Yijin Ni and Xiaoming Huo have introduced CP-MMD (Complexity-Penalized Maximum Mean Discrepancy), a novel framework that reframes kernel selection for two-sample tests as a model selection problem. Traditional MMD-based tests suffer from a fundamental trade-off: data-driven kernel optimization violates the i.i.d. assumption, leading to overfitting and variance collapse when using rich kernel classes, while aggregation methods are limited to finite grids. CP-MMD breaks this dichotomy by applying the two-sample uniform concentration inequality to the post-optimization MMD problem, deriving a penalty that mathematically absorbs the cost of optimization. This penalty bounds the empirical MMD by the complexity of the kernel search space, allowing direct, grid-free maximization over continuous parametric families—including scalar bandwidths, polynomial feature bandwidths, and deep neural network parameters. The authors prove that CP-MMD maximizes true test power while guaranteeing unconditional Type-I error control.
This result has immediate practical implications for researchers and practitioners in statistics and machine learning. CP-MMD enables seamless use of deep kernels in two-sample testing without post-hoc correction or restrictive discrete grids. The method matches or exceeds state-of-the-art test power across linear, polynomial-feature, and deep regimes, all while preserving the statistical guarantees necessary for hypothesis testing. By unifying kernel selection with model selection principles, the approach provides a theoretically sound and computationally efficient solution for nonparametric distribution comparison, a core task in fields such as generative model evaluation, domain adaptation, and causal inference.

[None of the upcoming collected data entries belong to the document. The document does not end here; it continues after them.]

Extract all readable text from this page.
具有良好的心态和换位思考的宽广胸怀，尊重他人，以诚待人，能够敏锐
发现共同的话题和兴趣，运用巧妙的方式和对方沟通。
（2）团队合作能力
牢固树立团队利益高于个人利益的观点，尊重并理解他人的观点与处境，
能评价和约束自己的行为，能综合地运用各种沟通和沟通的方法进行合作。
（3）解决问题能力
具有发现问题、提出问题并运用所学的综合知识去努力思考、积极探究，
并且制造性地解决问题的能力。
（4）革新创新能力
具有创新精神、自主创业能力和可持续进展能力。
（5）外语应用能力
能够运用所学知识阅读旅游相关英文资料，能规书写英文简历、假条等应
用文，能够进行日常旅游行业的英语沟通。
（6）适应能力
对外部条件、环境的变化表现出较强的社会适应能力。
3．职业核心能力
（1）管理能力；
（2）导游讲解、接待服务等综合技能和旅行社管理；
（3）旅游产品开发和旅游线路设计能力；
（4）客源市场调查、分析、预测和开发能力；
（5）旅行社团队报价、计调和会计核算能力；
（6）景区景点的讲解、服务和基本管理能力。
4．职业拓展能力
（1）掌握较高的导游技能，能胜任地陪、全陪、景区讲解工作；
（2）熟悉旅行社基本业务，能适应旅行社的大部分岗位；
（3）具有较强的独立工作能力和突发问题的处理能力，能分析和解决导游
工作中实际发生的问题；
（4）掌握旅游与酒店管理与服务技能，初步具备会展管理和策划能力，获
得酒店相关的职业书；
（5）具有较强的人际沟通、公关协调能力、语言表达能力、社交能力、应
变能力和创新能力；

- CP-MMD adds a complexity penalty derived from uniform concentration inequalities to prevent overfitting during kernel optimization.
- Enables grid-free optimization over continuous kernel classes including deep network parameters, not just discrete bandwidth grids.
- Proven to maximize test power while maintaining unconditional Type-I error validity, unlike prior ratio-based criteria.
Why It Matters
A principled way to pick kernels for two-sample tests, eliminating overfitting and unlocking deep kernel use without breaking statistics.